How to Make the Best Sweet Potato Casserole Recipe

- Wash and peel the sweet potatoes, then cut them into chunks. Peeling removes tough skin while cutting helps them cook evenly.
- Boil the sweet potatoes in salted water until tender, about 15–20 minutes. Test with a fork—they should be soft enough to mash easily. Overcooking can make them watery, so keep an eye on them.
- Drain the potatoes and mash them until smooth using a potato masher or hand mixer. Smooth mash guarantees a creamy texture in your casserole. Avoid lumps for the best results.
- Add softened butter, granulated sugar, milk, vanilla extract, eggs, and a pinch of salt to the mashed sweet potatoes. Mix until well combined. Softened butter blends better, and mixing thoroughly secures a uniform flavor.
- Transfer the mixture to a greased casserole dish and spread it evenly. Greasing prevents sticking and makes cleanup easier.
- Prepare the topping by mixing melted butter, brown sugar, flour, and chopped pecans until crumbly. This creates a sweet, crunchy layer that contrasts beautifully with the creamy filling.
- Sprinkle the topping evenly over the sweet potato mixture. Make sure it’s distributed well for consistent texture in every bite.
- Bake for 25–30 minutes, or until the topping is golden brown and crispy. Keep an eye on it to avoid burning—baking times may vary slightly depending on your oven.
- Let the casserole cool for 10 minutes before serving. This allows it to set slightly, making it easier to slice and serve.
Nutrition
This sweet potato casserole is a delicious and nutritious dish. Below is the nutritional information per serving.
| Nutrient | Amount per Serving |
|---|---|
| Calories | 250 kcal |
| Carbohydrates | 45g |
| Protein | 3g |
| Fat | 7g |
| Fiber | 4g |
| Sugar | 20g |
Chef Tips
When making this sweet potato casserole, I always recommend roasting the sweet potatoes instead of boiling them—it deepens their natural sweetness and improves the texture.
Sharp knife skills guarantee even potato pieces for consistent roasting.
For plating techniques, I layer the casserole evenly, then add the topping in clumps for texture.
A sprinkle of cinnamon or nuts just before serving adds visual appeal and a finishing touch.

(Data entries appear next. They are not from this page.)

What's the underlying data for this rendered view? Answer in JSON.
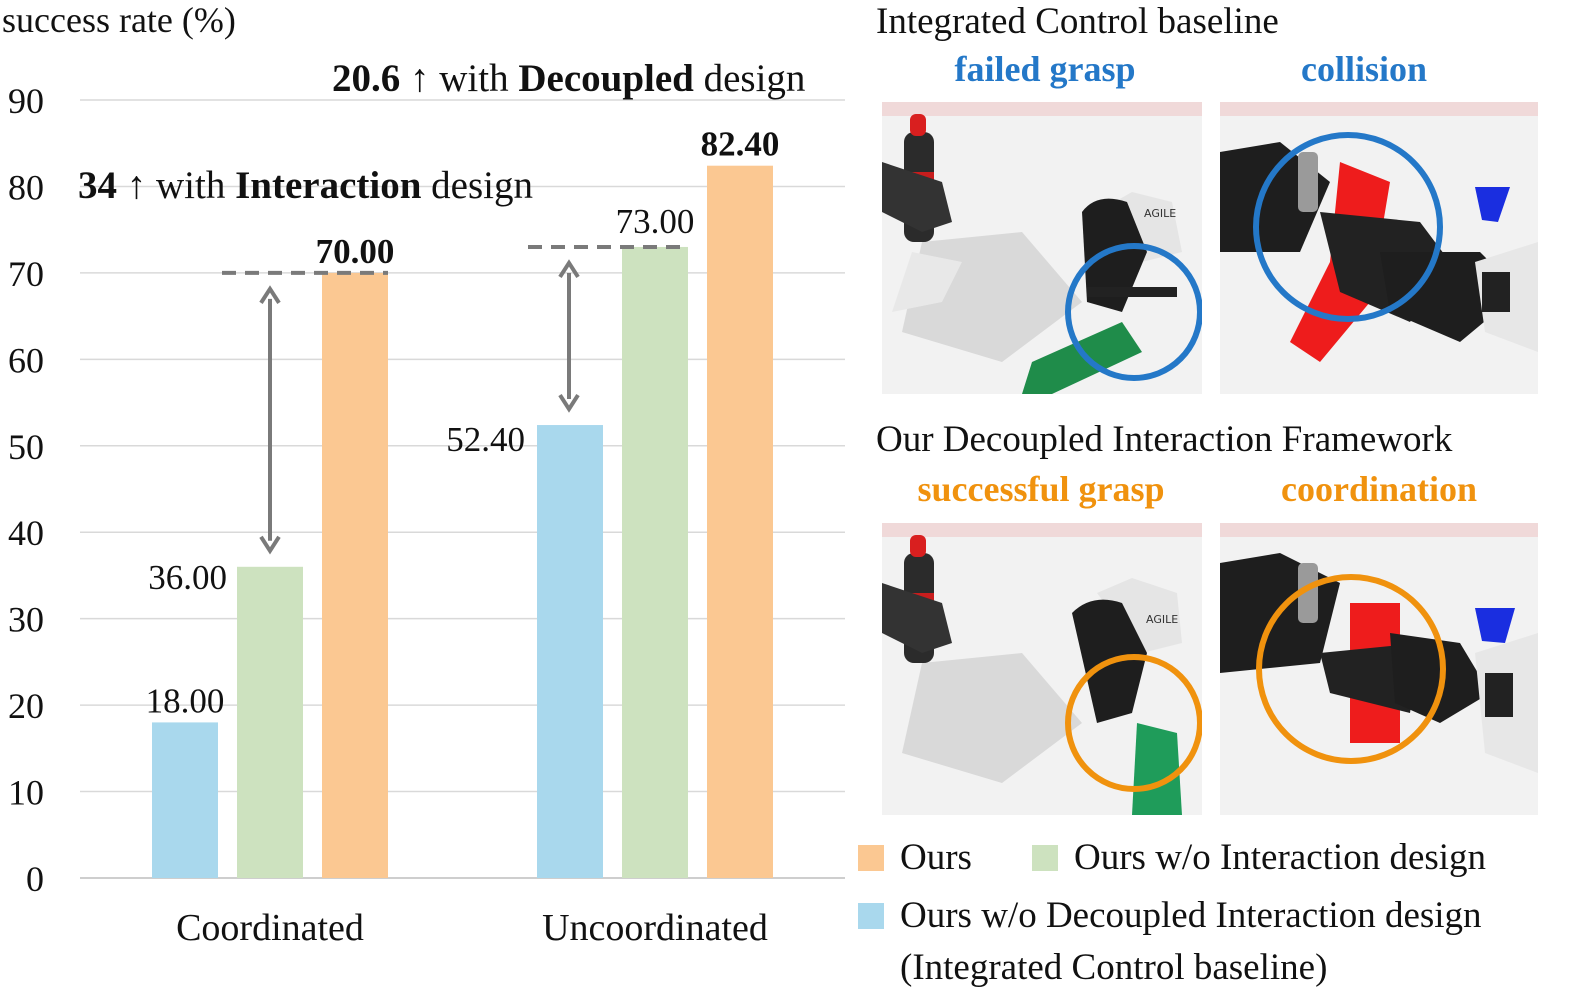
{
  "chart_data": {
    "type": "bar",
    "ylabel": "success rate (%)",
    "ylim": [
      0,
      90
    ],
    "yticks": [
      0,
      10,
      20,
      30,
      40,
      50,
      60,
      70,
      80,
      90
    ],
    "grid": true,
    "categories": [
      "Coordinated",
      "Uncoordinated"
    ],
    "series": [
      {
        "name": "Ours w/o Decoupled Interaction design (Integrated Control baseline)",
        "color": "#a9d8ed",
        "values": [
          18.0,
          52.4
        ],
        "labels": [
          "18.00",
          "52.40"
        ]
      },
      {
        "name": "Ours w/o Interaction design",
        "color": "#cde2bf",
        "values": [
          36.0,
          73.0
        ],
        "labels": [
          "36.00",
          "73.00"
        ]
      },
      {
        "name": "Ours",
        "color": "#fbc892",
        "values": [
          70.0,
          82.4
        ],
        "labels": [
          "70.00",
          "82.40"
        ]
      }
    ],
    "annotations": {
      "interaction": {
        "value": "34",
        "arrow": "↑",
        "pre": "with",
        "bold": "Interaction",
        "post": "design",
        "from": 36.0,
        "to": 70.0
      },
      "decoupled": {
        "value": "20.6",
        "arrow": "↑",
        "pre": "with",
        "bold": "Decoupled",
        "post": "design",
        "from": 52.4,
        "to": 73.0
      }
    }
  },
  "panels": {
    "baseline_title": "Integrated Control baseline",
    "ours_title": "Our Decoupled Interaction Framework",
    "captions": {
      "failed_grasp": "failed grasp",
      "collision": "collision",
      "successful_grasp": "successful grasp",
      "coordination": "coordination"
    },
    "robot_text": "AGILE",
    "colors": {
      "baseline": "#2478c8",
      "ours": "#f0920e"
    }
  },
  "legend": {
    "ours": "Ours",
    "no_interaction": "Ours w/o Interaction design",
    "no_decoupled": "Ours w/o Decoupled Interaction design",
    "no_decoupled_sub": "(Integrated Control baseline)"
  }
}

Frequently Asked Questions
Can I Use Canned Sweet Potatoes?
I’d say yes, you can use canned sweet potatoes for convenience. Canned benefits include being pre-cooked and time-saving, though fresh comparisons often note fresher texture and flavor. Just adjust the recipe slightly for moisture levels.
How Do I Store Leftovers?
I’ll store leftovers in an airtight container in the fridge for up to 4 days, or I can freeze them for longer storage. For leftover tips, I reheat small portions in the oven or microwave to keep them delicious.

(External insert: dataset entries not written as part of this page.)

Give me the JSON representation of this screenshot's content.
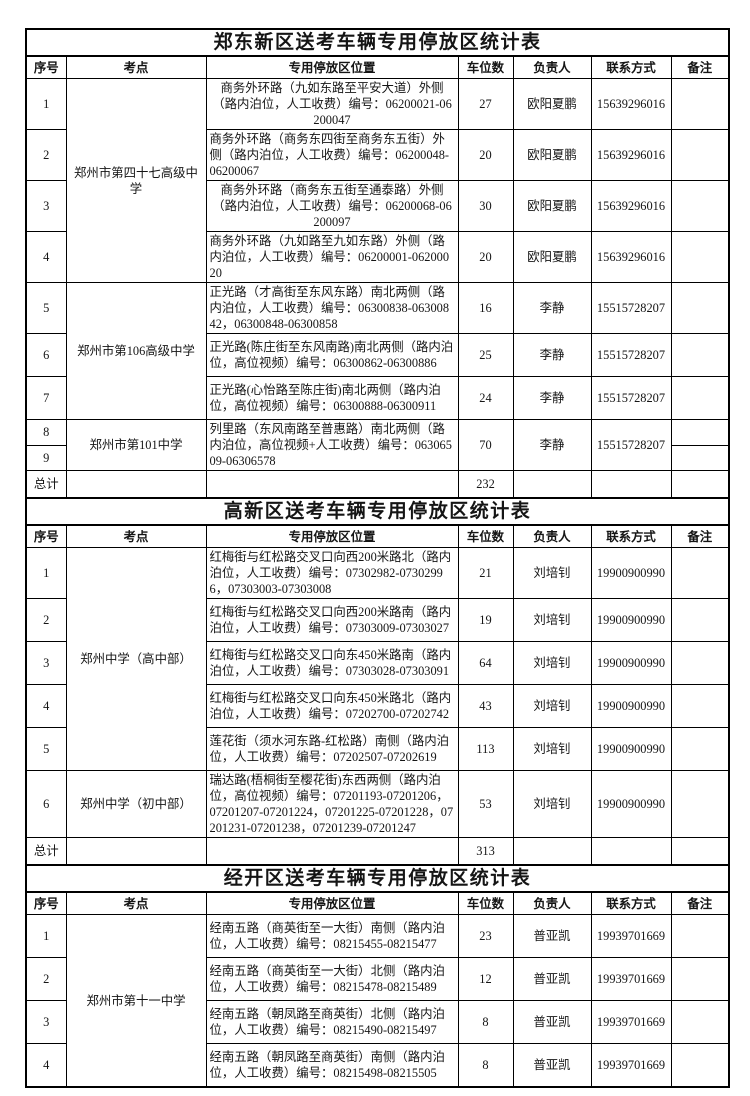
{
  "columns": [
    "序号",
    "考点",
    "专用停放区位置",
    "车位数",
    "负责人",
    "联系方式",
    "备注"
  ],
  "tables": [
    {
      "title": "郑东新区送考车辆专用停放区统计表",
      "rows": [
        {
          "type": "data",
          "cells": [
            {
              "text": "1"
            },
            {
              "text": "郑州市第四十七高级中学",
              "rowspan": 4
            },
            {
              "text": "商务外环路（九如东路至平安大道）外侧（路内泊位，人工收费）编号：06200021-06200047",
              "align": "center"
            },
            {
              "text": "27"
            },
            {
              "text": "欧阳夏鹏"
            },
            {
              "text": "15639296016"
            },
            {
              "text": ""
            }
          ]
        },
        {
          "type": "data",
          "cells": [
            {
              "text": "2"
            },
            null,
            {
              "text": "商务外环路（商务东四街至商务东五街）外侧（路内泊位，人工收费）编号：06200048-06200067"
            },
            {
              "text": "20"
            },
            {
              "text": "欧阳夏鹏"
            },
            {
              "text": "15639296016"
            },
            {
              "text": ""
            }
          ]
        },
        {
          "type": "data",
          "cells": [
            {
              "text": "3"
            },
            null,
            {
              "text": "商务外环路（商务东五街至通泰路）外侧（路内泊位，人工收费）编号：06200068-06200097",
              "align": "center"
            },
            {
              "text": "30"
            },
            {
              "text": "欧阳夏鹏"
            },
            {
              "text": "15639296016"
            },
            {
              "text": ""
            }
          ]
        },
        {
          "type": "data",
          "cells": [
            {
              "text": "4"
            },
            null,
            {
              "text": "商务外环路（九如路至九如东路）外侧（路内泊位，人工收费）编号：06200001-06200020"
            },
            {
              "text": "20"
            },
            {
              "text": "欧阳夏鹏"
            },
            {
              "text": "15639296016"
            },
            {
              "text": ""
            }
          ]
        },
        {
          "type": "data",
          "cells": [
            {
              "text": "5"
            },
            {
              "text": "郑州市第106高级中学",
              "rowspan": 3
            },
            {
              "text": "正光路（才高街至东风东路）南北两侧（路内泊位，人工收费）编号：06300838-06300842，06300848-06300858"
            },
            {
              "text": "16"
            },
            {
              "text": "李静"
            },
            {
              "text": "15515728207"
            },
            {
              "text": ""
            }
          ]
        },
        {
          "type": "data",
          "cells": [
            {
              "text": "6"
            },
            null,
            {
              "text": "正光路(陈庄街至东风南路)南北两侧（路内泊位，高位视频）编号：06300862-06300886"
            },
            {
              "text": "25"
            },
            {
              "text": "李静"
            },
            {
              "text": "15515728207"
            },
            {
              "text": ""
            }
          ]
        },
        {
          "type": "data",
          "cells": [
            {
              "text": "7"
            },
            null,
            {
              "text": "正光路(心怡路至陈庄街)南北两侧（路内泊位，高位视频）编号：06300888-06300911"
            },
            {
              "text": "24"
            },
            {
              "text": "李静"
            },
            {
              "text": "15515728207"
            },
            {
              "text": ""
            }
          ]
        },
        {
          "type": "half",
          "cells": [
            {
              "text": "8"
            },
            {
              "text": "郑州市第101中学",
              "rowspan": 2
            },
            {
              "text": "列里路（东风南路至普惠路）南北两侧（路内泊位，高位视频+人工收费）编号：06306509-06306578",
              "rowspan": 2
            },
            {
              "text": "70",
              "rowspan": 2
            },
            {
              "text": "李静",
              "rowspan": 2
            },
            {
              "text": "15515728207",
              "rowspan": 2
            },
            {
              "text": ""
            }
          ]
        },
        {
          "type": "half",
          "cells": [
            {
              "text": "9"
            },
            null,
            null,
            null,
            null,
            null,
            {
              "text": ""
            }
          ]
        },
        {
          "type": "total",
          "cells": [
            {
              "text": "总计"
            },
            {
              "text": ""
            },
            {
              "text": ""
            },
            {
              "text": "232"
            },
            {
              "text": ""
            },
            {
              "text": ""
            },
            {
              "text": ""
            }
          ]
        }
      ]
    },
    {
      "title": "高新区送考车辆专用停放区统计表",
      "rows": [
        {
          "type": "data",
          "cells": [
            {
              "text": "1"
            },
            {
              "text": "郑州中学（高中部）",
              "rowspan": 5
            },
            {
              "text": "红梅街与红松路交叉口向西200米路北（路内泊位，人工收费）编号：07302982-07302996，07303003-07303008"
            },
            {
              "text": "21"
            },
            {
              "text": "刘培钊"
            },
            {
              "text": "19900900990"
            },
            {
              "text": ""
            }
          ]
        },
        {
          "type": "data",
          "cells": [
            {
              "text": "2"
            },
            null,
            {
              "text": "红梅街与红松路交叉口向西200米路南（路内泊位，人工收费）编号：07303009-07303027"
            },
            {
              "text": "19"
            },
            {
              "text": "刘培钊"
            },
            {
              "text": "19900900990"
            },
            {
              "text": ""
            }
          ]
        },
        {
          "type": "data",
          "cells": [
            {
              "text": "3"
            },
            null,
            {
              "text": "红梅街与红松路交叉口向东450米路南（路内泊位，人工收费）编号：07303028-07303091"
            },
            {
              "text": "64"
            },
            {
              "text": "刘培钊"
            },
            {
              "text": "19900900990"
            },
            {
              "text": ""
            }
          ]
        },
        {
          "type": "data",
          "cells": [
            {
              "text": "4"
            },
            null,
            {
              "text": "红梅街与红松路交叉口向东450米路北（路内泊位，人工收费）编号：07202700-07202742"
            },
            {
              "text": "43"
            },
            {
              "text": "刘培钊"
            },
            {
              "text": "19900900990"
            },
            {
              "text": ""
            }
          ]
        },
        {
          "type": "data",
          "cells": [
            {
              "text": "5"
            },
            null,
            {
              "text": "莲花街（须水河东路-红松路）南侧（路内泊位，人工收费）编号：07202507-07202619"
            },
            {
              "text": "113"
            },
            {
              "text": "刘培钊"
            },
            {
              "text": "19900900990"
            },
            {
              "text": ""
            }
          ]
        },
        {
          "type": "data",
          "cells": [
            {
              "text": "6"
            },
            {
              "text": "郑州中学（初中部）"
            },
            {
              "text": "瑞达路(梧桐街至樱花街)东西两侧（路内泊位，高位视频）编号：07201193-07201206，07201207-07201224，07201225-07201228，07201231-07201238，07201239-07201247"
            },
            {
              "text": "53"
            },
            {
              "text": "刘培钊"
            },
            {
              "text": "19900900990"
            },
            {
              "text": ""
            }
          ]
        },
        {
          "type": "total",
          "cells": [
            {
              "text": "总计"
            },
            {
              "text": ""
            },
            {
              "text": ""
            },
            {
              "text": "313"
            },
            {
              "text": ""
            },
            {
              "text": ""
            },
            {
              "text": ""
            }
          ]
        }
      ]
    },
    {
      "title": "经开区送考车辆专用停放区统计表",
      "rows": [
        {
          "type": "data",
          "cells": [
            {
              "text": "1"
            },
            {
              "text": "郑州市第十一中学",
              "rowspan": 4
            },
            {
              "text": "经南五路（商英街至一大街）南侧（路内泊位，人工收费）编号：08215455-08215477"
            },
            {
              "text": "23"
            },
            {
              "text": "普亚凯"
            },
            {
              "text": "19939701669"
            },
            {
              "text": ""
            }
          ]
        },
        {
          "type": "data",
          "cells": [
            {
              "text": "2"
            },
            null,
            {
              "text": "经南五路（商英街至一大街）北侧（路内泊位，人工收费）编号：08215478-08215489"
            },
            {
              "text": "12"
            },
            {
              "text": "普亚凯"
            },
            {
              "text": "19939701669"
            },
            {
              "text": ""
            }
          ]
        },
        {
          "type": "data",
          "cells": [
            {
              "text": "3"
            },
            null,
            {
              "text": "经南五路（朝凤路至商英街）北侧（路内泊位，人工收费）编号：08215490-08215497"
            },
            {
              "text": "8"
            },
            {
              "text": "普亚凯"
            },
            {
              "text": "19939701669"
            },
            {
              "text": ""
            }
          ]
        },
        {
          "type": "data",
          "cells": [
            {
              "text": "4"
            },
            null,
            {
              "text": "经南五路（朝凤路至商英街）南侧（路内泊位，人工收费）编号：08215498-08215505"
            },
            {
              "text": "8"
            },
            {
              "text": "普亚凯"
            },
            {
              "text": "19939701669"
            },
            {
              "text": ""
            }
          ]
        }
      ]
    }
  ]
}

Can I Make It Ahead of Time?
Yes, I can make it ahead of time for meal prep. Assemble it, cover tightly, and refrigerate. When ready, I’ll bake or use reheating tips like warming in the oven to keep it creamy and delicious.

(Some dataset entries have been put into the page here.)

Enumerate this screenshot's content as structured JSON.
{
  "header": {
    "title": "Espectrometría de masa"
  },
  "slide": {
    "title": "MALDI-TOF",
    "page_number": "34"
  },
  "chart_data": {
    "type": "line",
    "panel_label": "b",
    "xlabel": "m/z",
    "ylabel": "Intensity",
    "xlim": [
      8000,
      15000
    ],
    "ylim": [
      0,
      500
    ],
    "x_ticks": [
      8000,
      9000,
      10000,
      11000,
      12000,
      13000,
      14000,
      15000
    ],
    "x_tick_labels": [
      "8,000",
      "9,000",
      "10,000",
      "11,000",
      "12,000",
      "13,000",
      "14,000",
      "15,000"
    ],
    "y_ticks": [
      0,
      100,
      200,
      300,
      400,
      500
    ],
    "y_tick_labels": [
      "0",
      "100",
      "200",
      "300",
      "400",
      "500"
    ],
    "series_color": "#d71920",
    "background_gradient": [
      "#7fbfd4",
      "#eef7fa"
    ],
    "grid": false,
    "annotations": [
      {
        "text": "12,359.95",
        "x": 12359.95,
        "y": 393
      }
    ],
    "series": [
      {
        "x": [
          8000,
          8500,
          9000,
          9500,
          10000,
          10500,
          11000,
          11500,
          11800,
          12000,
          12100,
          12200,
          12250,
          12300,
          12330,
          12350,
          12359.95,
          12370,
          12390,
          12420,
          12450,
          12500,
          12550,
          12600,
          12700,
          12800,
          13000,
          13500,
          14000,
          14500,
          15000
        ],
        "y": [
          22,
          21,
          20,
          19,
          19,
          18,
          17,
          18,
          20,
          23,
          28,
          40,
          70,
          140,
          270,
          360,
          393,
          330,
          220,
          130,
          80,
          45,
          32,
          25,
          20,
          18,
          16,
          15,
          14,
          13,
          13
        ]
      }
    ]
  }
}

Can I Freeze Sweet Potato Casserole?
Yes, I can freeze sweet potato casserole. I’ll follow proper freezing instructions by letting it cool, covering it tightly, and labeling it. For reheating tips, I’ll thaw it overnight and bake it until heated through.
What Can I Use as a Topping Substitute?
I’d swap marshmallows for a crumble with oats, brown sugar, and butter, adding cinnamon or nutmeg alternatives like allspice. For pecan options, try walnuts or almonds to keep that nutty crunch in the topping.